Submitted by Kropotkin on Thu, 2009-06-18 15:31.
Dorna, the body responsible for organizing, promoting and marketing the MotoGP series, has traditionally done a fantastic job in selling the series to television broadcasters, making the series the second biggest form of motor racing on TV, behind only Formula One, with TV viewing figures not far off the numbers for F1, and hundreds of millions of TV viewers watching the sport online. Unsurprisingly, Dorna has come to think of its job as selling TV broadcast rights.

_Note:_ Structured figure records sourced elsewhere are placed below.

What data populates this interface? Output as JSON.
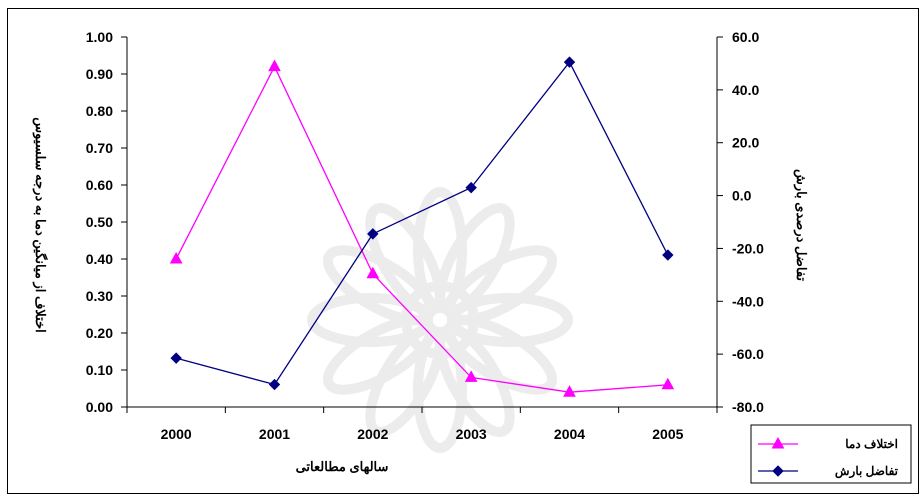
{
  "chart_data": {
    "type": "line",
    "title": "",
    "categories": [
      "2000",
      "2001",
      "2002",
      "2003",
      "2004",
      "2005"
    ],
    "xlabel": "سالهای مطالعاتی",
    "ylabel_left": "اختلاف از میانگین دما به درجه سلسیوس",
    "ylabel_right": "تفاضل درصدی بارش",
    "y_left": {
      "range": [
        0,
        1
      ],
      "ticks": [
        "0.00",
        "0.10",
        "0.20",
        "0.30",
        "0.40",
        "0.50",
        "0.60",
        "0.70",
        "0.80",
        "0.90",
        "1.00"
      ]
    },
    "y_right": {
      "range": [
        -80,
        60
      ],
      "ticks": [
        "-80.0",
        "-60.0",
        "-40.0",
        "-20.0",
        "0.0",
        "20.0",
        "40.0",
        "60.0"
      ]
    },
    "grid": false,
    "legend_position": "bottom-right",
    "series": [
      {
        "name": "اختلاف دما",
        "axis": "left",
        "color": "#FF00FF",
        "marker": "triangle",
        "values": [
          0.4,
          0.92,
          0.36,
          0.08,
          0.04,
          0.06
        ]
      },
      {
        "name": "تفاضل بارش",
        "axis": "right",
        "color": "#000080",
        "marker": "diamond",
        "values": [
          -61.5,
          -71.5,
          -14.5,
          3.0,
          50.5,
          -22.5
        ]
      }
    ]
  }
}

The tragic consequence of this concentration on old media is that they have singularly failed to grok the internet, as the expression has it. To Dorna, the internet is a threat, a force they can neither understand nor control, and what's worse, a medium without an obvious method of generating an income from. Exacerbating the problem is the rise of peer-to-peer technologies such as BitTorrent and video sharing websites like Youtube. Torrents of MotoGP races appear online within minutes of the events finishing, while clips of the most exciting and controversial parts of MotoGP races likewise flood onto Youtube almost immediately after they happen.

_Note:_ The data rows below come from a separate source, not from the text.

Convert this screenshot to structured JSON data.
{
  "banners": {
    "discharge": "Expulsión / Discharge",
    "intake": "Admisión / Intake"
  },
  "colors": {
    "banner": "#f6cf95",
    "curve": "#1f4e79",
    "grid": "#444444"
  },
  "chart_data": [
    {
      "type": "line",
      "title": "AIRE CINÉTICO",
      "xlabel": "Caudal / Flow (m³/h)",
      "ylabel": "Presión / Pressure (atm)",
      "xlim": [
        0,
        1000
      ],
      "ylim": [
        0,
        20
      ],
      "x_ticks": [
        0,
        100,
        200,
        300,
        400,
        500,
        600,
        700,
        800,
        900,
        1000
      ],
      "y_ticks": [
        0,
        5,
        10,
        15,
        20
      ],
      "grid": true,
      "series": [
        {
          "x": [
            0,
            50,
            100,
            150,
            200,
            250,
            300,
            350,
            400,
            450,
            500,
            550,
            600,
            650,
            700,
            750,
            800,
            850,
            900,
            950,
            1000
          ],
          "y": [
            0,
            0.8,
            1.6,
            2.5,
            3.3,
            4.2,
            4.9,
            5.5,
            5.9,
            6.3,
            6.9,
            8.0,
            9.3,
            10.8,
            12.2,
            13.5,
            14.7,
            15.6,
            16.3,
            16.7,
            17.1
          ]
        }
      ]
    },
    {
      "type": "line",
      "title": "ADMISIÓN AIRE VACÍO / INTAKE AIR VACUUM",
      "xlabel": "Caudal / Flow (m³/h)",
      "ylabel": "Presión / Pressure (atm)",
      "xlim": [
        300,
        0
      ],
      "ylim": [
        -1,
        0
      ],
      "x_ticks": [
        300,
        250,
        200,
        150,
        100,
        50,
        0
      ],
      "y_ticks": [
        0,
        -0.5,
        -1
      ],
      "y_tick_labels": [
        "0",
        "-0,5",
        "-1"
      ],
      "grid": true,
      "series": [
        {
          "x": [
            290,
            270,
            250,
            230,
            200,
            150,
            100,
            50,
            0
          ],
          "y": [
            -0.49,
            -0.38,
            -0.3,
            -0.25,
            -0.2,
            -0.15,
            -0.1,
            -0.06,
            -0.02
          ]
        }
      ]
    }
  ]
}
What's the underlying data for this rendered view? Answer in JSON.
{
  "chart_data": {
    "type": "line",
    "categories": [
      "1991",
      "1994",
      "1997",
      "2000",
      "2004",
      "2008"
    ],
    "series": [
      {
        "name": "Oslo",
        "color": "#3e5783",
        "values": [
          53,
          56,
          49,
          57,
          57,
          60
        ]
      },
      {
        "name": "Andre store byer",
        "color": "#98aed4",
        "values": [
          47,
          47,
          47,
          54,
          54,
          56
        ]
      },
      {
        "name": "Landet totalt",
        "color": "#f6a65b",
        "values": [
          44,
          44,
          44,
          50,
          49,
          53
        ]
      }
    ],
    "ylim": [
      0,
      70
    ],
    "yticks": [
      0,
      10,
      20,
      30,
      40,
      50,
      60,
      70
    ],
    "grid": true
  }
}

Youtube, in particular, has been a target of Dorna, the site's reputation for taking material subject to copyright claims down first, then asking questions about it later - effectively reversing the burden of proof - making Dorna's job a lot easier. Videos of MotoGP footage on Youtube tend to disappear within a few days of going up, with Dorna firing off takedown notices at a vast rate.

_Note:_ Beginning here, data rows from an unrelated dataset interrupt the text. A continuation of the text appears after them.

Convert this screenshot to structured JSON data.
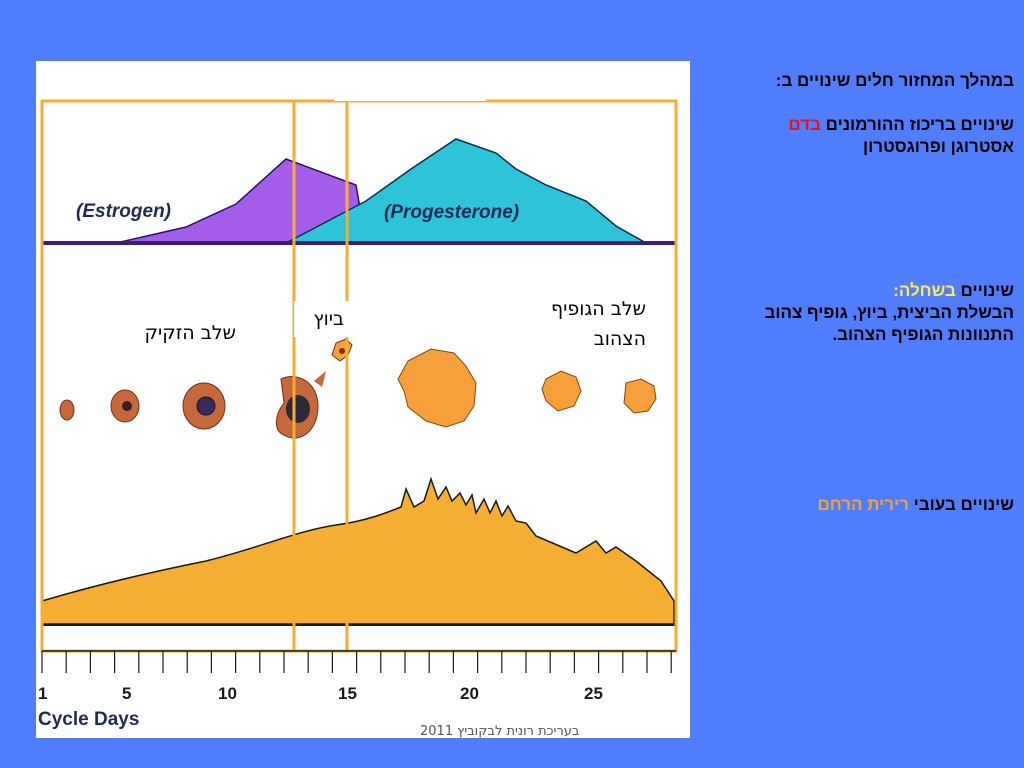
{
  "hormones": {
    "estrogen_label": "(Estrogen)",
    "progesterone_label": "(Progesterone)"
  },
  "phases": {
    "follicular": "שלב הזקיק",
    "ovulation": "ביוץ",
    "luteal_line1": "שלב הגופיף",
    "luteal_line2": "הצהוב"
  },
  "axis": {
    "title": "Cycle Days",
    "ticks": [
      "1",
      "5",
      "10",
      "15",
      "20",
      "25"
    ]
  },
  "side": {
    "heading": "במהלך המחזור חלים שינויים ב:",
    "hormones_prefix": "שינויים בריכוז  ההורמונים ",
    "hormones_highlight": "בדם",
    "hormones_line2": "אסטרוגן ופרוגסטרון",
    "ovary_prefix": "שינויים ",
    "ovary_highlight": "בשחלה:",
    "ovary_line2": "הבשלת הביצית, ביוץ, גופיף צהוב",
    "ovary_line3": "התנוונות הגופיף הצהוב.",
    "uterus_prefix": "שינויים בעובי ",
    "uterus_highlight": "רירית הרחם"
  },
  "credit": "בעריכת רונית לבקוביץ 2011",
  "colors": {
    "background": "#4f7dfb",
    "estrogen": "#a35de8",
    "progesterone": "#2ec3d6",
    "ovary_follicle": "#c5683c",
    "corpus_luteum": "#f6a03c",
    "endometrium": "#f4ae33",
    "highlight_red": "#e8141a",
    "highlight_yellow": "#ffea4d",
    "highlight_orange": "#f4a32d"
  }
}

The reasoning behind the heavy-handed action is simple, and to some extent understandable. Dorna earns many millions of dollars in revenue from TV broadcasters, who do not take kindly to seeing the material they paid so heavily for being available online for free. But what is interesting about the blocked videos on Youtube is that the copyright claims are all issued by Dorna, rather than the companies actually broadcasting the material. Footage can be found on Youtube from the German broadcaster DSF, the Italian broadcasters Italia 1 and Mediaset, the BBC, Eurosport, in its many national incarnations, but each time these videos are removed, it is always at the behest of Dorna, not the broadcaster.
This heavy-handedness is pointless, foolish and self-defeating. The pointlessness of taking down the videos is obvious from the fact that despite the long and growing list of takedowns issued, a 1 minute search turned up 20 other versions of the race still online, from radio commentary versions with stills, videos of people's home TVs showing the broadcast, high-quality wide-screen versions of the last few laps, and even a clip of the big screens at the track showing the final laps.